Les impacts se révèlent encore plus délétères lorsqu’il s’agit de public non spécialisé, qui pourrait faire confiance à des informations générées par IA sans les vérifications appropriées. La « médecine par IA » pourrait, à terme, se baser sur des recommandations fondées sur des bases incomplètes ou biaisées, menaçant ainsi directement la sécurité des patients.
Conséquences pour les professionnels de la santé
Les professionnels de santé doivent s’armer d’une vigilance accrue lorsqu’ils utilisent ou interprètent les résultats fournis par des IA comme GPT-5. En effet, tout manque de discernement ou de vérification méticuleuse peut mener à des conséquences désastreuses pour les patients. Il devient essentiel d’équilibrer les capacités de l’IA avec une compréhension humaine critique pour s’assurer que les découvertes médicales et scientifiques restent intégrées avec justesse dans les pratiques clinique.

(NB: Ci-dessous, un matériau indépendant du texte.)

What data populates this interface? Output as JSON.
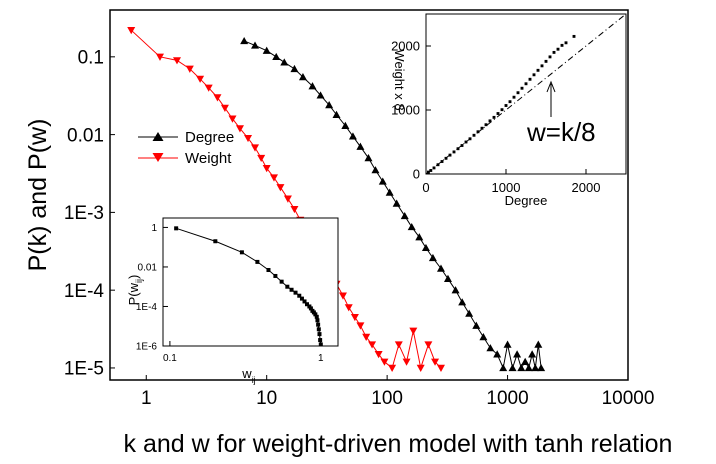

Stratégies pour contrer la désinformation
Un moyen de protection pourrait résider dans la mise en place de garde-fous pertinents. La supervision humaine, tout particulièrement dans les secteurs sensibles tels que la médecine, devrait être intégrée de manière accrue pour réguler et vérifier les informations générées. Il est en effet impératif de s’assurer de la transparence des modèles IA utilisés, pour que toute avancée scientifique garde son intégrité et son exactitude.
Contours d’une nouvelle gouvernance IA pour préserver l’intégrité scientifique
Face à ces vastes défis, de nombreux experts, dont Max Rollwage, insistent sur la nécessité de gouvernance et régulation appropriées pour contenir ces biais. Seules des politiques de régulation bien pensées pourront freiner cette dérive de la simplification excessive, de la distorsion de la réalité et des hallucinations de l’IA.
Les efforts doivent se concentrer sur l’apprentissage des IA à partir de sources primaires complètes et détaillées plutôt que sur des résumés simplistes. Une telle réorientation garantira une meilleure qualité des données, et en conséquence, une précision accrue dans les réponses fournies par les modèles IA. De plus, la spécialisation des modèles par domaine pourrait réduire le risque d’erreurs intercorrélées.
Initiatives de régulation en cours
Pour illustrer l’ampleur de cette prise de conscience, des partenaires comme Anthropic et certains régulateurs internationaux considèrent sérieusement la création de modèles spécialisés assistés par des experts humains. Cette supervision serait particulièrement fortement sollicitée dans les secteurs médicaux et juridiques, où une erreur de jugement pourrait avoir des répercussions substantielles et irréversibles.
Garantir la responsabilité et l’éthique dans le développement de technologies IA innovantes exige une vigilance accrue et un engagement constant à réguler la qualité et l’intégrité des informations qu’elles génèrent. La gouvernance de l’IA devra donc évoluer de concert avec ces avancées pour ne pas céder au péril que constitue l’amplification à grande échelle de données biaisées.